Societies have varied on (and scholars continue to debate) whether sex, gender, and sexual orientation are natural and fixed (the essentialist position) or arbitrary and historically constituted (the social constructionist position). Many societies have maintained religious doctrines or cosmologies (creation stories) explaining how gender, sex, and sexuality came into being and what are the acceptable variations. At the same time, a great deal of evidence suggests that homosexual behavior and variations in gender expression have always existed across all known societies. How societies have interpreted and explained homosexuality and gender variation, as well as the value societies have placed on these practices, has varied over time and across subpopulations within societies. Each of these perspectives has different implications for how heterosexism and homophobia manifest in society, as well as how each is combated.

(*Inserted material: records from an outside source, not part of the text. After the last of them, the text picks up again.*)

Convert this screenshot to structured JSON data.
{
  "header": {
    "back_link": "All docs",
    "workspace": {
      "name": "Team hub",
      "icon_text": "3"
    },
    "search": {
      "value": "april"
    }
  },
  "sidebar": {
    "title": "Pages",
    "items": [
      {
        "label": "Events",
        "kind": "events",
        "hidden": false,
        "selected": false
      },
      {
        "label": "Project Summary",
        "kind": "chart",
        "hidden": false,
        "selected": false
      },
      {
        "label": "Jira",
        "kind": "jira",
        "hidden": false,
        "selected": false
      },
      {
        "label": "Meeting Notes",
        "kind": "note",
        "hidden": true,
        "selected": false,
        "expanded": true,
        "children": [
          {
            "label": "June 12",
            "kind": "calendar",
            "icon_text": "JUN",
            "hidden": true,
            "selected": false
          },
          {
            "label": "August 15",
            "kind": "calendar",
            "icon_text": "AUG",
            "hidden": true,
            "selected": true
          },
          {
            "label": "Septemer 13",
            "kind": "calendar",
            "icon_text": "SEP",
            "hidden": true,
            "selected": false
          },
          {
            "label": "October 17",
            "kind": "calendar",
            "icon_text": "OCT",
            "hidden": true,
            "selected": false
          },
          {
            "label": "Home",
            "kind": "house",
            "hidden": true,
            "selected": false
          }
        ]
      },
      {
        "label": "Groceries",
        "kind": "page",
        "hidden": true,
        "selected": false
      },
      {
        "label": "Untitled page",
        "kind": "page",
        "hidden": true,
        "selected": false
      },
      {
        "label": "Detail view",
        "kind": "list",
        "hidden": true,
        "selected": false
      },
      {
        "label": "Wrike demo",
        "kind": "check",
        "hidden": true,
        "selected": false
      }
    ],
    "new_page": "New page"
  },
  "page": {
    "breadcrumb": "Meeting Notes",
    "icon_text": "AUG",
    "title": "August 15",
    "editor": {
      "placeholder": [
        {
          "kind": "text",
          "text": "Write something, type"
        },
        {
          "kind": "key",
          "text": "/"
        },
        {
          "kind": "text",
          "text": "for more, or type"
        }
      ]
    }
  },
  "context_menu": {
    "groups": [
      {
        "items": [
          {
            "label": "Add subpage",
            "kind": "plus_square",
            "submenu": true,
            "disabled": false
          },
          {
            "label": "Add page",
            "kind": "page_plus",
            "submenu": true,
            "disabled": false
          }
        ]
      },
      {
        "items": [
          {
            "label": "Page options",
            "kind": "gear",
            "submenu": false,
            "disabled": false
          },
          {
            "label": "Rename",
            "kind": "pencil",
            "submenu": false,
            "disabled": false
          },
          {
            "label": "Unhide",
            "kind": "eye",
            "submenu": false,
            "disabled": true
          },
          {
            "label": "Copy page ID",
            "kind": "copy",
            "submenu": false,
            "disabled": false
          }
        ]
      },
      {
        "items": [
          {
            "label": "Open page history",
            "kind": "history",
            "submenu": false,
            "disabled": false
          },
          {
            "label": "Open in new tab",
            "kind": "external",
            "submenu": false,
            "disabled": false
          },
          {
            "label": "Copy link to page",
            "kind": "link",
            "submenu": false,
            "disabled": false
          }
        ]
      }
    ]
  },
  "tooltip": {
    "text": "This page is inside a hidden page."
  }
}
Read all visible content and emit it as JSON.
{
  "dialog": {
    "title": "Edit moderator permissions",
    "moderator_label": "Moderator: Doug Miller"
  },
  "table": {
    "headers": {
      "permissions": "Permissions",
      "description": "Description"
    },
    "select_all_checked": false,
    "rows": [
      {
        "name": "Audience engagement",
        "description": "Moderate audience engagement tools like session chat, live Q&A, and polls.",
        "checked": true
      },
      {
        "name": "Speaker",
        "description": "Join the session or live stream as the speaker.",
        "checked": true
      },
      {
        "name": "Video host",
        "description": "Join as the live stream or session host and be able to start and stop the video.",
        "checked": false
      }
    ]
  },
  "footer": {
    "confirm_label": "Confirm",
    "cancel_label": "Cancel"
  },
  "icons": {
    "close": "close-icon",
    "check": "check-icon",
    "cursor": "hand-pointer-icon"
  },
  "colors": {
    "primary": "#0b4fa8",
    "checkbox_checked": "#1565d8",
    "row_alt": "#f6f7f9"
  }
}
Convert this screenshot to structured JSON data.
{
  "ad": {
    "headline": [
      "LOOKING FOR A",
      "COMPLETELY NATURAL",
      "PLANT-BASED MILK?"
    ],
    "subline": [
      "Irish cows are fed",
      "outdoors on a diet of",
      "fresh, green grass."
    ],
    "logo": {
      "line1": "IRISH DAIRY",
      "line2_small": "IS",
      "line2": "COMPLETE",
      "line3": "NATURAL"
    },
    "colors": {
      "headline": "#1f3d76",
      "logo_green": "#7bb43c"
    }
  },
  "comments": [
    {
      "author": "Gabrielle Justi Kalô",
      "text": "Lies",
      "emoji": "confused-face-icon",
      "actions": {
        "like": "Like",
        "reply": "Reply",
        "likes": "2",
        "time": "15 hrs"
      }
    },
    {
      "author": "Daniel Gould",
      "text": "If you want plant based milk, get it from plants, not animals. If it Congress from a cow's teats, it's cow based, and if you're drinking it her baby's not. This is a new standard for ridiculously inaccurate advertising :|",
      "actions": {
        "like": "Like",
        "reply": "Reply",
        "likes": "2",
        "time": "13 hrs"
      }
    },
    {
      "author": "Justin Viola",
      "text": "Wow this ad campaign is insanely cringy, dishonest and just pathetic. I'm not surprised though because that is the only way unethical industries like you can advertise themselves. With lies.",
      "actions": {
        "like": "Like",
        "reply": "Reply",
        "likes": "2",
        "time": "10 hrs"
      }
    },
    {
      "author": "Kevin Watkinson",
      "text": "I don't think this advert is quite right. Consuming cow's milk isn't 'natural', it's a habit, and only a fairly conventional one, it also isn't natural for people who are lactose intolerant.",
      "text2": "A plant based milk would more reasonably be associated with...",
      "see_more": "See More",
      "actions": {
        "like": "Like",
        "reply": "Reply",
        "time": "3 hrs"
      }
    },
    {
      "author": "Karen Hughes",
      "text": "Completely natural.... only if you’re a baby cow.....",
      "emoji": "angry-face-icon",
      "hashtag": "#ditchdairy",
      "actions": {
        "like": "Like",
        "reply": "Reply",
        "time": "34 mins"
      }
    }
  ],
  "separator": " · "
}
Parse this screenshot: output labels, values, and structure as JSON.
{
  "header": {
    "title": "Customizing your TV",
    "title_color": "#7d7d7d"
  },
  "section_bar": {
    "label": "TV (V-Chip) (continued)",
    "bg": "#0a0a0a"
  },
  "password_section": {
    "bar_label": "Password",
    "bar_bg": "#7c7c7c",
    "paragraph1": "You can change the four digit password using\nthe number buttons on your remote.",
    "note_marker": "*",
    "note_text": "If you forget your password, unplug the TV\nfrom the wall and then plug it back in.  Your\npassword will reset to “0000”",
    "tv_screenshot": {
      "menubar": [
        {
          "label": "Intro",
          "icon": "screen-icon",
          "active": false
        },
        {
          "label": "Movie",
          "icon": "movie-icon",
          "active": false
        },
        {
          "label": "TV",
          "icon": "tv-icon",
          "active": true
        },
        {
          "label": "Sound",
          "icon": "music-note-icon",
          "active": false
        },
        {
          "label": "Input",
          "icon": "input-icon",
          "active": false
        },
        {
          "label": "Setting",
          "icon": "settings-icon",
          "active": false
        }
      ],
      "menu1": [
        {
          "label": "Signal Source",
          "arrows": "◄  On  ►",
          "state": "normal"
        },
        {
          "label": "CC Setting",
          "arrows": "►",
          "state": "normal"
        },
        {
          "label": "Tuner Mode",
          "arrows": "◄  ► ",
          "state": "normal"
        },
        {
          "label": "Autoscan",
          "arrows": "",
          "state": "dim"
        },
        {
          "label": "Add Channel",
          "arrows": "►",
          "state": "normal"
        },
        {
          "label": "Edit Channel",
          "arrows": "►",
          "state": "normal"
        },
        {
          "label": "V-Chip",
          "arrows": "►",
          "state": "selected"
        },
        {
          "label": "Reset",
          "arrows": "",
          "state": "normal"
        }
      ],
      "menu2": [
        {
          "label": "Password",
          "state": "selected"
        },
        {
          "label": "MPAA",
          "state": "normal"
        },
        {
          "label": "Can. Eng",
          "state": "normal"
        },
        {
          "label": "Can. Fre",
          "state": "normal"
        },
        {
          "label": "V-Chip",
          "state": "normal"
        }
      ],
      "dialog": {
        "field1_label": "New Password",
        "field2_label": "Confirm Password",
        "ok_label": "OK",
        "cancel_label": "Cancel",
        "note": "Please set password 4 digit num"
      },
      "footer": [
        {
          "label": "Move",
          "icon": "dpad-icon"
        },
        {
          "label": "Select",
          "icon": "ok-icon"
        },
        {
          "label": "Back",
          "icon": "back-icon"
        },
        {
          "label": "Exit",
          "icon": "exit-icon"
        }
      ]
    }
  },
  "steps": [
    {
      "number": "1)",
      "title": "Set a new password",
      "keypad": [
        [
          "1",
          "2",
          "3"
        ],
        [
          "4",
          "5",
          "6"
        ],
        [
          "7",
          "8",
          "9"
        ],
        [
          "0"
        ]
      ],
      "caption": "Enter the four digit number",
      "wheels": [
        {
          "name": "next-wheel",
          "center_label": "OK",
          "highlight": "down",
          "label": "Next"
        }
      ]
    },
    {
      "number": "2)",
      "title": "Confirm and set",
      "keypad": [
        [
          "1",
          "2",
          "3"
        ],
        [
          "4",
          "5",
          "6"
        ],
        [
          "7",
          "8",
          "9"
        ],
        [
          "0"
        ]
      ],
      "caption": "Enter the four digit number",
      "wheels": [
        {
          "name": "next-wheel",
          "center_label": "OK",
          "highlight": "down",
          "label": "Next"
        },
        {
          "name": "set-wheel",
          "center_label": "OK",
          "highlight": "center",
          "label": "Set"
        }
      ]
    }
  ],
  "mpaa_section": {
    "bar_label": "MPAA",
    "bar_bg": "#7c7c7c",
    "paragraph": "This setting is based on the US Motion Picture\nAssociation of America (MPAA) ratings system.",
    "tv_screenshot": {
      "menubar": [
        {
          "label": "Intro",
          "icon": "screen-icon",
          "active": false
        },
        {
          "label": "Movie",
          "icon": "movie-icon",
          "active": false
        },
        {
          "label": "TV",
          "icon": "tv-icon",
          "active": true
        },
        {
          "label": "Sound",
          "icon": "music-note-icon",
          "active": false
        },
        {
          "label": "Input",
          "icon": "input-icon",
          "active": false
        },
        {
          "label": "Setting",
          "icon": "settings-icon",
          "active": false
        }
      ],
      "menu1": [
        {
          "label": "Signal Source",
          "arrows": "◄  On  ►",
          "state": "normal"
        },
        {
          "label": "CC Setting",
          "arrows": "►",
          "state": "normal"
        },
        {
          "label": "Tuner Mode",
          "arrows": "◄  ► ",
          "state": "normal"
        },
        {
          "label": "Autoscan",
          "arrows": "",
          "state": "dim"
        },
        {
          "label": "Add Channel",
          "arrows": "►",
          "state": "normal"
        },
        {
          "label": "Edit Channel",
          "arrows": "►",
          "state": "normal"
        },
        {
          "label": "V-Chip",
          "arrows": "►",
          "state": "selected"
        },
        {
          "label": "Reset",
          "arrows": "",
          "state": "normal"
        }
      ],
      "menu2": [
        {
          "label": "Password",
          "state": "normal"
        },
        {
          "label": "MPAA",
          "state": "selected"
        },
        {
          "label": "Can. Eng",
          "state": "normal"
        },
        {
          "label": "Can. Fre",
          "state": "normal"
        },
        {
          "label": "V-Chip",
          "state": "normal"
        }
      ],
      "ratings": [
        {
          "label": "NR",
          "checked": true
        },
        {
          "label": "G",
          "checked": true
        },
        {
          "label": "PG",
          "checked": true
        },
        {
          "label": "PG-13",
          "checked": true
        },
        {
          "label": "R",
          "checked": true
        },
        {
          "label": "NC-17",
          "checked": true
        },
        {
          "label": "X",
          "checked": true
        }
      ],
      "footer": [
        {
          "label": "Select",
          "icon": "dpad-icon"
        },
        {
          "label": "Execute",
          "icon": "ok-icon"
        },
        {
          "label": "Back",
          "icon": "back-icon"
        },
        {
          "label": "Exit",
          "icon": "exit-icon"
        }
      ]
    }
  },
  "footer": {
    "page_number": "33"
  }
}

In the early 2000s, the rights of LGBTQQI people are the subject of debate and activism. Rights for homosexual and gender variant people are being linked with the larger human rights discourse. Activism focuses on gaining recognition, visibility, and rights, as well as parity in the representational realm, whether political, economic, or symbolic. Since the 1960s, marches for lesbian, gay, bisexual, and transgender rights, also known as pride marches, have become increasingly common around the globe, although LGBTQQI organizing continues to be risky in many countries. In 1996, South Africa achieved international renown by becoming the first nation in the world to incorporate LGBT rights into its national constitution.
In 2007, same-sex marriage was legal in the Netherlands, Belgium, Spain, Canada, and South Africa. Additional countries that recognize civil unions include Andorra, Argentina, Australia (Tasmania only), Brazil, Croatia, Czech Republic, Denmark, Finland, France, Germany, Hungary, Iceland, Israel, Luxembourg, New Zealand, Norway, Portugal, Slovenia, Sweden, and the United Kingdom. In the United States, same-sex marriages or civil unions are recognized to some degree in the states of California, Connecticut, Hawaii, Maine, Massachusetts, New Jersey, and Vermont, as well as the District of Columbia, although this acceptance is highly contested at the national level. At the same time that advances in LGBTQQI rights are taking place, however, anti-gay backlash continues to occur, threatening safety, well-being, and justice for LGBTQQI people around the world. Because LGBTQQI people are whole persons and not just embodiments of sexual orientation or gender expression, anti-heterosexist and anti-homophobic activism targets the elimination of all forms of prejudice, discrimination, and violence in society.